Using pop-ups that are making it difficult to access the content people came for might deck your ranking.

Not all interstitials are viewed as intrusive though, for example, when they are legally required (cookies, age verification, etc.).

I understand why marketers use pop-ups. They are annoying but effective. When they dangle that “10x your income in 3 months” e-book right in front of you, it’s hard to resist the curiosity. In the end, you’re just giving away your email address, not your kidney, right?

But for the sake of a good page experience, use them sparingly and wisely.

Core Web Vitals

Core Web Vitals are a part of Google’s ranking signals since mid-June 2021.

Photo by Myriam Jessier on Unsplash

As of right now, there are 3 metrics included in Core Web Vitals. Depending on how well your site stands with these metrics, Google ranks them on a spectrum — good, needs improvement, and bad. To pass the assessment, you need all three metrics in the good zone.

And what exactly are those metrics? Largest Contentful Paint, First Input Delay, and Cumulative Layout Shift.

Can somebody explain those in baby language, please?

Largest Contentful Paint (LCP)

loading of the Independent

LCP measures how long it takes for the biggest element on a page to load in the visible portion of a website. It might be a block of text, an image, or a video.

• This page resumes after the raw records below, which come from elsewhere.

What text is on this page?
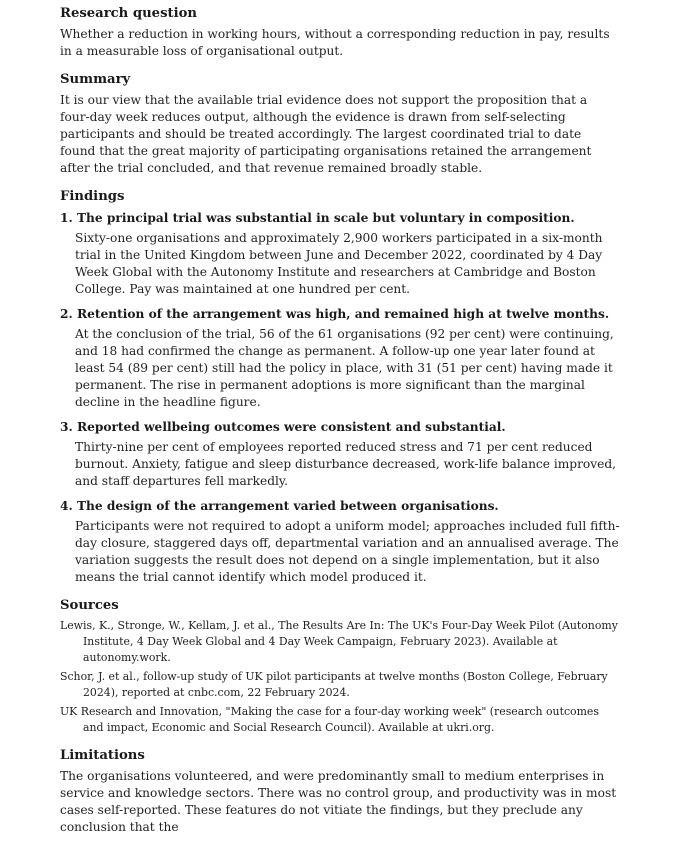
Research question

Whether a reduction in working hours, without a corresponding reduction in pay, results in a measurable loss of organisational output.

Summary

It is our view that the available trial evidence does not support the proposition that a four-day week reduces output, although the evidence is drawn from self-selecting participants and should be treated accordingly. The largest coordinated trial to date found that the great majority of participating organisations retained the arrangement after the trial concluded, and that revenue remained broadly stable.

Findings

1. The principal trial was substantial in scale but voluntary in composition.

Sixty-one organisations and approximately 2,900 workers participated in a six-month trial in the United Kingdom between June and December 2022, coordinated by 4 Day Week Global with the Autonomy Institute and researchers at Cambridge and Boston College. Pay was maintained at one hundred per cent.

2. Retention of the arrangement was high, and remained high at twelve months.

At the conclusion of the trial, 56 of the 61 organisations (92 per cent) were continuing, and 18 had confirmed the change as permanent. A follow-up one year later found at least 54 (89 per cent) still had the policy in place, with 31 (51 per cent) having made it permanent. The rise in permanent adoptions is more significant than the marginal decline in the headline figure.

3. Reported wellbeing outcomes were consistent and substantial.

Thirty-nine per cent of employees reported reduced stress and 71 per cent reduced burnout. Anxiety, fatigue and sleep disturbance decreased, work-life balance improved, and staff departures fell markedly.

4. The design of the arrangement varied between organisations.

Participants were not required to adopt a uniform model; approaches included full fifth-day closure, staggered days off, departmental variation and an annualised average. The variation suggests the result does not depend on a single implementation, but it also means the trial cannot identify which model produced it.

Sources

Lewis, K., Stronge, W., Kellam, J. et al., The Results Are In: The UK's Four-Day Week Pilot (Autonomy Institute, 4 Day Week Global and 4 Day Week Campaign, February 2023). Available at autonomy.work.

Schor, J. et al., follow-up study of UK pilot participants at twelve months (Boston College, February 2024), reported at cnbc.com, 22 February 2024.

UK Research and Innovation, "Making the case for a four-day working week" (research outcomes and impact, Economic and Social Research Council). Available at ukri.org.

Limitations

The organisations volunteered, and were predominantly small to medium enterprises in service and knowledge sectors. There was no control group, and productivity was in most cases self-reported. These features do not vitiate the findings, but they preclude any conclusion that the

Keep in mind this metric doesn’t measure the speed of an entire site.

  • Good: ≤ 2,5 s
  • Needs improvement: ≤ 4 s
  • Poor: \> 4 s

The speed of a website is undoubtedly an important aspect of user experience. Slow loading is incredibly frustrating. According to Google, if the loading time of a page goes from 1 s to 3 s, the bounce rate increases by 32%. Add another 3 s and it becomes 106%.

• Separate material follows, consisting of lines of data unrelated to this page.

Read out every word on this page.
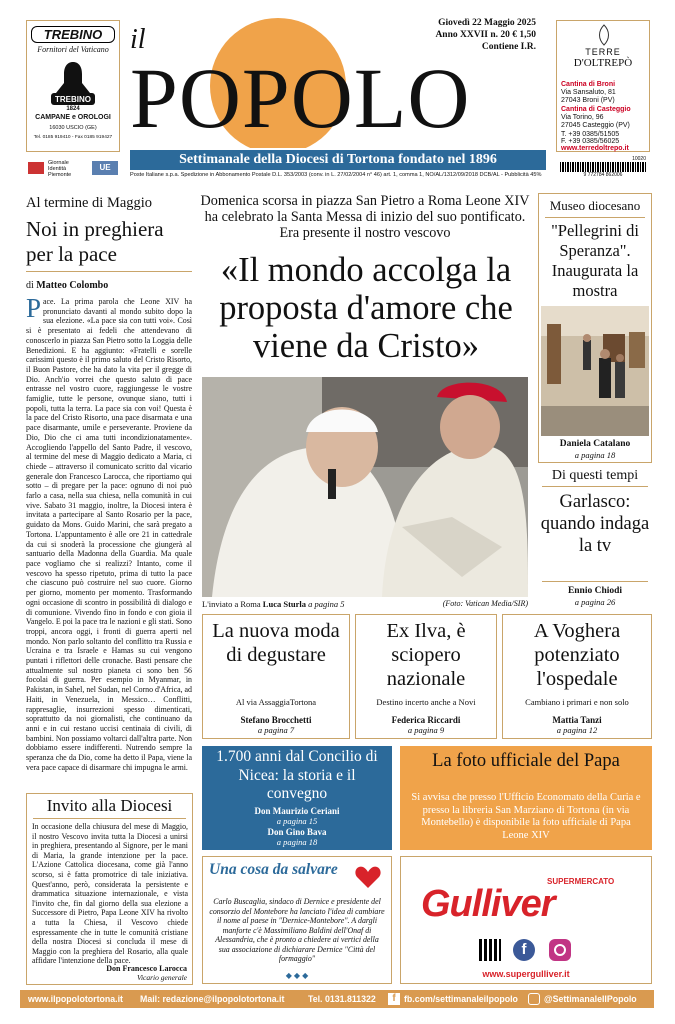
TREBINO
Fornitori del Vaticano
TREBINO
1824
CAMPANE e OROLOGI
16030 USCIO (GE)
Tel. 0185 919410 - Fax 0185 919427
Giornale Identità Piemonte
UE
il
POPOLO
Giovedì 22 Maggio 2025
Anno XXVII n. 20 € 1,50
Contiene I.R.
Settimanale della Diocesi di Tortona fondato nel 1896
Poste Italiane s.p.a. Spedizione in Abbonamento Postale D.L. 353/2003 (conv. in L. 27/02/2004 n° 46) art. 1, comma 1, NO/AL/1312/09/2018 DCB/AL - Pubblicità 45%
TERRE
D'OLTREPÒ
Cantina di Broni
Via Sansaluto, 81
27043 Broni (PV)
Cantina di Casteggio
Via Torino, 96
27045 Casteggio (PV)
T. +39 0385/51505
F. +39 0385/56025
www.terredoltrepo.it
10020
9 772784 862006
Al termine di Maggio
Noi in preghiera per la pace
di Matteo Colombo
Pace. La prima parola che Leone XIV ha pronunciato davanti al mondo subito dopo la sua elezione. «La pace sia con tutti voi». Così si è presentato ai fedeli che attendevano di conoscerlo in piazza San Pietro sotto la Loggia delle Benedizioni. E ha aggiunto: «Fratelli e sorelle carissimi questo è il primo saluto del Cristo Risorto, il Buon Pastore, che ha dato la vita per il gregge di Dio. Anch'io vorrei che questo saluto di pace entrasse nel vostro cuore, raggiungesse le vostre famiglie, tutte le persone, ovunque siano, tutti i popoli, tutta la terra. La pace sia con voi! Questa è la pace del Cristo Risorto, una pace disarmata e una pace disarmante, umile e perseverante. Proviene da Dio, Dio che ci ama tutti incondizionatamente». Accogliendo l'appello del Santo Padre, il vescovo, al termine del mese di Maggio dedicato a Maria, ci chiede – attraverso il comunicato scritto dal vicario generale don Francesco Larocca, che riportiamo qui sotto – di pregare per la pace: ognuno di noi può farlo a casa, nella sua chiesa, nella comunità in cui vive. Sabato 31 maggio, inoltre, la Diocesi intera è invitata a partecipare al Santo Rosario per la pace, guidato da Mons. Guido Marini, che sarà pregato a Tortona. L'appuntamento è alle ore 21 in cattedrale da cui si snoderà la processione che giungerà al santuario della Madonna della Guardia. Ma quale pace vogliamo che si realizzi? Intanto, come il vescovo ha spesso ripetuto, prima di tutto la pace che ciascuno può costruire nel suo cuore. Giorno per giorno, momento per momento. Trasformando ogni occasione di scontro in possibilità di dialogo e di comunione. Vivendo fino in fondo e con gioia il Vangelo. E poi la pace tra le nazioni e gli stati. Sono troppi, ancora oggi, i fronti di guerra aperti nel mondo. Non parlo soltanto del conflitto tra Russia e Ucraina e tra Israele e Hamas su cui vengono puntati i riflettori delle cronache. Basti pensare che attualmente sul nostro pianeta ci sono ben 56 focolai di guerra. Per esempio in Myanmar, in Pakistan, in Sahel, nel Sudan, nel Corno d'Africa, ad Haiti, in Venezuela, in Messico… Conflitti, rappresaglie, insurrezioni spesso dimenticati, soprattutto da noi giornalisti, che continuano da anni e in cui restano uccisi centinaia di civili, di bambini. Non possiamo voltarci dall'altra parte. Non dobbiamo essere indifferenti. Nutrendo sempre la speranza che da Dio, come ha detto il Papa, viene la vera pace capace di disarmare chi impugna le armi.
Invito alla Diocesi
In occasione della chiusura del mese di Maggio, il nostro Vescovo invita tutta la Diocesi a unirsi in preghiera, presentando al Signore, per le mani di Maria, la grande intenzione per la pace. L'Azione Cattolica diocesana, come già l'anno scorso, si è fatta promotrice di tale iniziativa. Quest'anno, però, considerata la persistente e drammatica situazione internazionale, e vista l'invito che, fin dal giorno della sua elezione a Successore di Pietro, Papa Leone XIV ha rivolto a tutta la Chiesa, il Vescovo chiede espressamente che in tutte le comunità cristiane della nostra Diocesi si concluda il mese di Maggio con la preghiera del Rosario, alla quale affidare l'intenzione della pace.
Don Francesco Larocca
Vicario generale
Domenica scorsa in piazza San Pietro a Roma Leone XIV ha celebrato la Santa Messa di inizio del suo pontificato. Era presente il nostro vescovo
«Il mondo accolga la proposta d'amore che viene da Cristo»
L'inviato a Roma Luca Sturla a pagina 5	(Foto: Vatican Media/SIR)
Museo diocesano
"Pellegrini di Speranza". Inaugurata la mostra
Daniela Catalano
a pagina 18
Di questi tempi
Garlasco: quando indaga la tv
Ennio Chiodi
a pagina 26
La nuova moda di degustare
Al via AssaggiaTortona
Stefano Brocchetti
a pagina 7
Ex Ilva, è sciopero nazionale
Destino incerto anche a Novi
Federica Riccardi
a pagina 9
A Voghera potenziato l'ospedale
Cambiano i primari e non solo
Mattia Tanzi
a pagina 12
1.700 anni dal Concilio di Nicea: la storia e il convegno
Don Maurizio Ceriani
a pagina 15
Don Gino Bava
a pagina 18
La foto ufficiale del Papa
Si avvisa che presso l'Ufficio Economato della Curia e presso la libreria San Marziano di Tortona (in via Montebello) è disponibile la foto ufficiale di Papa Leone XIV
Una cosa da salvare
Carlo Buscaglia, sindaco di Dernice e presidente del consorzio del Montebore ha lanciato l'idea di cambiare il nome al paese in "Dernice-Montebore". A dargli manforte c'è Massimiliano Baldini dell'Onaf di Alessandria, che è pronto a chiedere ai vertici della sua associazione di dichiarare Dernice "Città del formaggio"
◆◆◆
SUPERMERCATO
Gulliver
f
www.supergulliver.it
www.ilpopolotortona.it Mail: redazione@ilpopolotortona.it	Tel. 0131.811322	f fb.com/settimanaleilpopolo	@SettimanaleIlPopolo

You can learn about optimizing LCP on web.dev.

First Input Delay (FID)

Picture by Gerd Altmann from Pixabay

This metric relates to the interactivity of your website. It measures how swiftly your site responds when a visitor tries to interact with it, e.g., clicking on a link or button.

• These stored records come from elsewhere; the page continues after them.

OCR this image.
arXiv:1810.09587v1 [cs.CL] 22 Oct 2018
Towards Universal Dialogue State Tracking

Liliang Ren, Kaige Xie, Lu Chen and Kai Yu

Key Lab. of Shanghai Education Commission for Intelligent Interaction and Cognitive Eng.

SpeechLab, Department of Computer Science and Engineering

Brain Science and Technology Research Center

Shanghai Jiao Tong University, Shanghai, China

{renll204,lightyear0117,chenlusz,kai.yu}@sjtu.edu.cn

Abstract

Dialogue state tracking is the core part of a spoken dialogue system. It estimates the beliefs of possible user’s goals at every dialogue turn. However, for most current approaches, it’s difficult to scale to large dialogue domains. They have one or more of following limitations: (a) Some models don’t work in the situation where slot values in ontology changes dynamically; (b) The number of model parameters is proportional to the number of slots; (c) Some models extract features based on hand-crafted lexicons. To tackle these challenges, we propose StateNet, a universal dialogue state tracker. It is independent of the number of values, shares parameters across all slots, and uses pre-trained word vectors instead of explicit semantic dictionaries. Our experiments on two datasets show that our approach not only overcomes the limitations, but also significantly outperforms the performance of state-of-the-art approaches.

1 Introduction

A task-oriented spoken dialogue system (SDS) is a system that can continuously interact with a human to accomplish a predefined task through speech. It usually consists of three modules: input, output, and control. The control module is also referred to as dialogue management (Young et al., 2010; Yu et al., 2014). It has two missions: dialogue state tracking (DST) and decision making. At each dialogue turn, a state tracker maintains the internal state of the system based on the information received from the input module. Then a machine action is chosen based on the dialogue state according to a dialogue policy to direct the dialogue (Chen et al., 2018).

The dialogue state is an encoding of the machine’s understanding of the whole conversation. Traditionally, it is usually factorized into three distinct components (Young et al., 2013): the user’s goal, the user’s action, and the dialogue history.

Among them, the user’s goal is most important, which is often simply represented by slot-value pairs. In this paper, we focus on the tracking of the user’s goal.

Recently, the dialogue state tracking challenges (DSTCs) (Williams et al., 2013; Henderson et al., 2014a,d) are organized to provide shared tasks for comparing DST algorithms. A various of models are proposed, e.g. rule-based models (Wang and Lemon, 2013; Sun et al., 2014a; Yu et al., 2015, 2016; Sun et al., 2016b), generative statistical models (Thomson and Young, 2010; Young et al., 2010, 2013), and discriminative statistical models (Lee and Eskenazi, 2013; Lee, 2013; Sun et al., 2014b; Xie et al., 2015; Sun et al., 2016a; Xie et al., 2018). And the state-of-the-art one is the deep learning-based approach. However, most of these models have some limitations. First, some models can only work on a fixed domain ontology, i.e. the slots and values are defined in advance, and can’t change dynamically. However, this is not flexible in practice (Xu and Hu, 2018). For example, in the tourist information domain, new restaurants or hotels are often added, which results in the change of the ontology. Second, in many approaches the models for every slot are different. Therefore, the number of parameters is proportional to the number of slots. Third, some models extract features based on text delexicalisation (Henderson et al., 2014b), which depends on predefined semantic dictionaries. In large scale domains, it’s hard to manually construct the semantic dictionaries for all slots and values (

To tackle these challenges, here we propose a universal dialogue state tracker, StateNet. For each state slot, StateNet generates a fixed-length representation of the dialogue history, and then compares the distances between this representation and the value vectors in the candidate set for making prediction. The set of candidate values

The response must be within milliseconds, or your website will feel sluggish. Also, scrolling or zooming don’t count as an interaction.

  • Good: ≤ 100 ms
  • Needs improvement: ≤ 300 ms
  • Poor: \> 300 ms

You can learn more about optimizing FID on web.dev.

Cumulative Layout Shift (CLS)

Picture by jcomp from freepik

CLS is about the visual stability of your site. It counts every time your website’s layout unexpectedly shifts. Your visitors then might “miss-click” on an underwear ad that suddenly loaded when they really just wanted to confirm their order.

The size of the element and the distance it moved affects the score of CLS.

  • Good: ≤ 0,1
  • Needs improvement: ≤ 0,25
  • Poor: \> 0,25

You can learn about optimizing CLS on web.dev.

You can assess the performance of your website according to these metrics with tools like Google Search Console, PageSpeed Insights, and Lighthouse.

The conclusion is — Core Web Vitals, along with other page experience factors, can absolutely affect your site’s ranking. Are they the most important for landing on page 1? No, great content still has the upper hand. However, there are a lot of websites with outstanding texts, so user experience can be a tie-breaker for websites that have equally good content.